What is the rough total addressable market

Top-down context:

Hamming sits across conversational AI, CCaaS, and software testing. Conversational AI is estimated at about $11.6B in 2024 and growing quickly, CCaaS is a sizable and expanding market, and software testing is ~ $55.8B in 2024 (Grand View Research – conversational AI, Grand View Research – CCaaS, Global Market Insights – software testing).

Bottom-up calculation:

Using the call‑center AI market as the closest proxy for near‑term voice‑agent spend (~$1.99B in 2024), and assuming 5%–15% of that software spend is allocated to QA/observability, the near‑term serviceable market is roughly $100M–$300M annually (Grand View Research – call center AI).

Assumptions:

  • Baseline market for voice/call‑center AI software is ~ $2B in 2024.
  • QA/observability tooling captures 5%–15% of platform/AI spend in the near term.
  • Focus is on teams deploying phone/WebRTC voice agents (contact centers and regulated enterprise use cases).

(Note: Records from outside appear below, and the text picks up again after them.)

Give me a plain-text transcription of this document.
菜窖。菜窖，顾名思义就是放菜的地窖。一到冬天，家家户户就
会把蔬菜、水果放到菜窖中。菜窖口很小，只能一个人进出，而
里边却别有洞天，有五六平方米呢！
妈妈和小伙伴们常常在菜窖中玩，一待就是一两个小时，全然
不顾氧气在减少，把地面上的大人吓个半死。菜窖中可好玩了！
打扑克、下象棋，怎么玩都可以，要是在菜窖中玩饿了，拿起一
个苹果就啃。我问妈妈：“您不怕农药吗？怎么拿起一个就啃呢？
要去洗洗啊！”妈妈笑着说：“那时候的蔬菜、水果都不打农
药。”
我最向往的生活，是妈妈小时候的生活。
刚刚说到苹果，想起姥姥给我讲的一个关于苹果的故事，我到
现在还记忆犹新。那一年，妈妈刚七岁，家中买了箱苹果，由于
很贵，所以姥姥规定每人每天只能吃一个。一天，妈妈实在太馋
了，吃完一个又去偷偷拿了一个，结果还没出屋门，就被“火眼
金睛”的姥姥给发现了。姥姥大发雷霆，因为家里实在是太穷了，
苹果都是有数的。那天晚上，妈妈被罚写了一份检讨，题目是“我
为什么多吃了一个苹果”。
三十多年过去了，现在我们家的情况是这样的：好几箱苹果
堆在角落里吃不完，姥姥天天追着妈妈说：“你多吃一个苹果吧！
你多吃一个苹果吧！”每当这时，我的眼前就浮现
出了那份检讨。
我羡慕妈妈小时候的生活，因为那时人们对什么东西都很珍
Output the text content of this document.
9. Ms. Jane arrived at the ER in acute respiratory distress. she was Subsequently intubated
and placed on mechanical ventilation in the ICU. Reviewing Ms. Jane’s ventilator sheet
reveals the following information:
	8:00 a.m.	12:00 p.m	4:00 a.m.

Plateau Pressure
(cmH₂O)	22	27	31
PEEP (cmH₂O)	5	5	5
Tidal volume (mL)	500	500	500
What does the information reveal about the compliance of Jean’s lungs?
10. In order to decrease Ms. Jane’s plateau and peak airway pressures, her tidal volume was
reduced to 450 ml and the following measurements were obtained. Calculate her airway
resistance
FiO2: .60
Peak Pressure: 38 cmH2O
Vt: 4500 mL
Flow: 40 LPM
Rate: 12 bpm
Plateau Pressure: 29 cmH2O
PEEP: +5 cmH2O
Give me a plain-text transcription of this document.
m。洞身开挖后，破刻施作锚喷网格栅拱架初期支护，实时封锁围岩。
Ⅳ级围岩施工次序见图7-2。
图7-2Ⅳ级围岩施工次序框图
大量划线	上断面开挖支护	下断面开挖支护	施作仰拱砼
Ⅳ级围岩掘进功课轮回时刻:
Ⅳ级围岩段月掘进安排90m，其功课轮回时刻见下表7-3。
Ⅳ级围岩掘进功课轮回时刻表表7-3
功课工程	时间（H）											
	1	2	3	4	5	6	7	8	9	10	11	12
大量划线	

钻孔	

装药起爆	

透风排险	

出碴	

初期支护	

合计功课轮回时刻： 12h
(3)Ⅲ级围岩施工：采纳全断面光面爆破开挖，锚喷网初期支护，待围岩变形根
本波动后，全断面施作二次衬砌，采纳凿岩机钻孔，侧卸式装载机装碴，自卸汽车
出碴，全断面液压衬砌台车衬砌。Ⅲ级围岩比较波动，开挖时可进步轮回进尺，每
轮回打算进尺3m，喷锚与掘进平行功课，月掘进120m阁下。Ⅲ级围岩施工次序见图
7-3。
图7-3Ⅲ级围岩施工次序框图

Who are some of their notable competitors

  • Cyara: Established CX assurance platform for contact centers with automated IVR and call testing/monitoring; notable because it already owns QA/monitoring budgets for telephony and IVR, though not built specifically for AI voice agents.
  • Spearline: Global call quality and DTMF/IVR testing and monitoring; relevant for validating telephony paths and audio quality that AI agents depend on.
  • testRTC: WebRTC testing and monitoring platform used by real‑time comms teams; overlaps with Hamming’s WebRTC load and quality testing needs.
  • Observe.AI: AI‑driven call center QA/compliance from recorded conversations; adjacent because buyers use it for quality scoring and compliance, though it’s focused on post‑call analytics rather than pre‑prod testing of AI agents.
  • CallMiner: Conversation intelligence and compliance analytics for contact centers; notable incumbent in QA/compliance budgets that Hamming’s monitoring may also target.